I was watching the tribute episode for Cory Monteith a.k.a. Finn from Glee last night. It was a pretty tough episode to watch. To see people so sad about a loved one passing away.
I have to admit, I’ve wondered what it will be like when I die. Nobody likes to see their loved ones devastated, so at one point, I decided that I don’t want people to cry over me. I mean, it would be okay for them to be shocked and sad and all that comes with a death, but I wouldn’t want them to dwell on the fact that I was gone. Ideally, I wanted them to get over my death quite effortlessly and carry on with their lives.
But then, I thought about it more. To get over my death so quickly would mean that I wasn’t doing what I want to do while I’m alive. I want to make a mark. I want to leave an impact. I want to touch people (in the not creepy way…with a few exceptions.) If I were to look back on my life after I had lived it, I would want people to think of me and think that I did something that would be considered memorable to at least a good chunk of the world, if not all of it. You can’t get over someone’s death so easily if they made that kind of a mark.

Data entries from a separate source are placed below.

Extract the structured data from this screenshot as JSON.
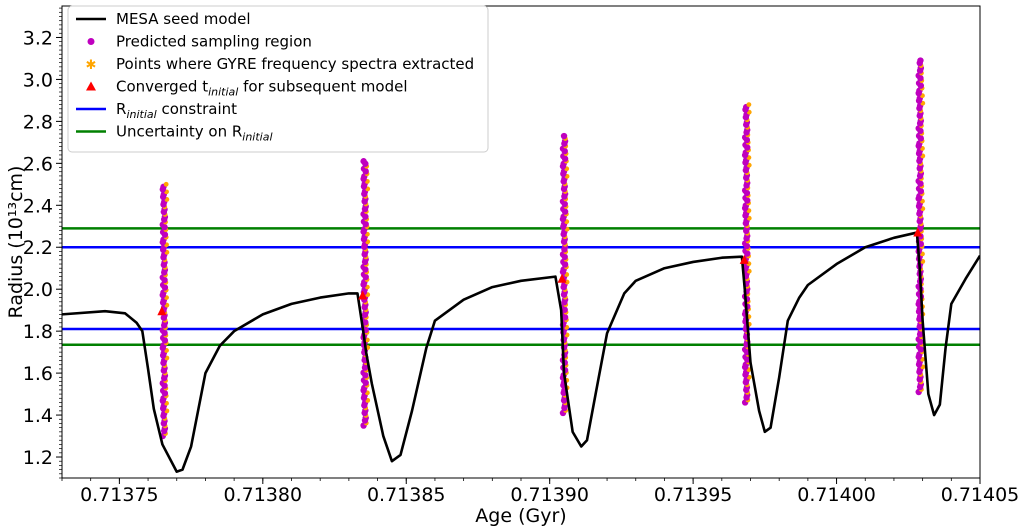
{
  "chart_data": {
    "type": "line",
    "title": "",
    "xlabel": "Age (Gyr)",
    "ylabel": "Radius (10¹³cm)",
    "xlim": [
      0.71373,
      0.71405
    ],
    "ylim": [
      1.1,
      3.35
    ],
    "xticks": [
      0.71375,
      0.7138,
      0.71385,
      0.7139,
      0.71395,
      0.714,
      0.71405
    ],
    "xtick_labels": [
      "0.71375",
      "0.71380",
      "0.71385",
      "0.71390",
      "0.71395",
      "0.71400",
      "0.71405"
    ],
    "yticks": [
      1.2,
      1.4,
      1.6,
      1.8,
      2.0,
      2.2,
      2.4,
      2.6,
      2.8,
      3.0,
      3.2
    ],
    "ytick_labels": [
      "1.2",
      "1.4",
      "1.6",
      "1.8",
      "2.0",
      "2.2",
      "2.4",
      "2.6",
      "2.8",
      "3.0",
      "3.2"
    ],
    "legend_position": "top-left",
    "legend": [
      {
        "label": "MESA seed model",
        "kind": "line",
        "color": "#000000"
      },
      {
        "label": "Predicted sampling region",
        "kind": "dot",
        "color": "#bf00bf"
      },
      {
        "label": "Points where GYRE frequency spectra extracted",
        "kind": "star",
        "color": "#ffa500"
      },
      {
        "label": "Converged t",
        "sub": "initial",
        "after": " for subsequent model",
        "kind": "triangle",
        "color": "#ff0000"
      },
      {
        "label": "R",
        "sub": "initial",
        "after": " constraint",
        "kind": "line",
        "color": "#0000ff"
      },
      {
        "label": "Uncertainty on R",
        "sub": "initial",
        "after": "",
        "kind": "line",
        "color": "#008000"
      }
    ],
    "hlines": [
      {
        "name": "R_initial constraint",
        "values": [
          1.81,
          2.2
        ],
        "color": "#0000ff"
      },
      {
        "name": "Uncertainty on R_initial",
        "values": [
          1.735,
          2.29
        ],
        "color": "#008000"
      }
    ],
    "series": [
      {
        "name": "MESA seed model",
        "color": "#000000",
        "x": [
          0.71373,
          0.713745,
          0.713752,
          0.713756,
          0.713758,
          0.71376,
          0.713762,
          0.713765,
          0.71377,
          0.713772,
          0.713775,
          0.71378,
          0.713785,
          0.71379,
          0.7138,
          0.71381,
          0.71382,
          0.71383,
          0.713833,
          0.713835,
          0.713836,
          0.713838,
          0.713842,
          0.713845,
          0.713848,
          0.713852,
          0.713857,
          0.71386,
          0.71387,
          0.71388,
          0.71389,
          0.713902,
          0.713904,
          0.713905,
          0.713908,
          0.713911,
          0.713913,
          0.713916,
          0.71392,
          0.713926,
          0.71393,
          0.71394,
          0.71395,
          0.71396,
          0.713967,
          0.713968,
          0.71397,
          0.713973,
          0.713975,
          0.713977,
          0.71398,
          0.713983,
          0.713987,
          0.71399,
          0.714,
          0.71401,
          0.71402,
          0.714028,
          0.714029,
          0.71403,
          0.714032,
          0.714034,
          0.714036,
          0.714038,
          0.71404,
          0.714045,
          0.71405
        ],
        "y": [
          1.88,
          1.895,
          1.885,
          1.84,
          1.8,
          1.62,
          1.43,
          1.26,
          1.13,
          1.14,
          1.25,
          1.6,
          1.73,
          1.8,
          1.88,
          1.93,
          1.96,
          1.98,
          1.98,
          1.8,
          1.7,
          1.55,
          1.3,
          1.18,
          1.21,
          1.42,
          1.72,
          1.85,
          1.95,
          2.01,
          2.04,
          2.06,
          1.9,
          1.6,
          1.32,
          1.25,
          1.28,
          1.5,
          1.79,
          1.98,
          2.04,
          2.1,
          2.13,
          2.15,
          2.155,
          2.0,
          1.65,
          1.42,
          1.32,
          1.34,
          1.58,
          1.85,
          1.96,
          2.02,
          2.12,
          2.2,
          2.245,
          2.27,
          2.1,
          1.85,
          1.5,
          1.4,
          1.45,
          1.72,
          1.93,
          2.05,
          2.16
        ]
      }
    ],
    "vertical_scans": [
      {
        "x": 0.7137655,
        "y_min": 1.3,
        "y_max": 2.5,
        "converged_y": 1.895
      },
      {
        "x": 0.7138355,
        "y_min": 1.35,
        "y_max": 2.61,
        "converged_y": 1.97
      },
      {
        "x": 0.713905,
        "y_min": 1.41,
        "y_max": 2.73,
        "converged_y": 2.05
      },
      {
        "x": 0.7139685,
        "y_min": 1.46,
        "y_max": 2.88,
        "converged_y": 2.14
      },
      {
        "x": 0.714029,
        "y_min": 1.51,
        "y_max": 3.09,
        "converged_y": 2.27
      }
    ]
  }
}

So, I change my mind. I want my loved ones, or anybody that cares and will care about me, to be devastated when I die. Because that will mean I had done something with my life that was more than just breathing air. However, with the devastation, I also wish for there to be some way to remind them that I’ll always be with them. And not in a paranormal way. Just a way that, once the sadness of my death has passed, they can think of me, and smile at the life I had lived, and the impression I left on their heart. That’s what I want.